Burying Shannon O’Day (Short Story)
Friday, April 24th, 2009“Gentlemen and Ladies,” said the lawyer, Miles C. Hoffman, and the young one, Annabelle Henry the first one standing up and sternly saying and near tears, “Can’t you all see, Mr. Shannon O’Day was a part of our lives, we all need to make him a big gravestone, not just leaving it up to Otis, because Otis is rich and handsome and kind, and was a close friend to Shannon.

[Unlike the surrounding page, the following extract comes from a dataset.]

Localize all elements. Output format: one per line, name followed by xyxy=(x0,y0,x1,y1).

“I’ve already thought of that too,” said Poggi Ingway, a dear friend who had worked at a foundry with him, and even Maribel Adams, who had married Shannon for a season, and lost him to Annabelle, and now was married to Earnest French, making her new name Maribel French, who had traveled all the way from San Francisco to Minnesota to attend Shannon’s funeral, “I feel,” she said, “he belongs to all of us, let’s build a mausoleum, and make it look like a cornfield, because he liked to drink in those damn fields all the time.” (And she chuckled.)
“He’s a war veteran,” says judge Finley, now in his eighties “no need for this meeting to see who’s going to bury the drunk, let’s just have a funeral and a wake and say our goodbyes, the Army provides a wooden coffin, and a hundred dollars I hear.”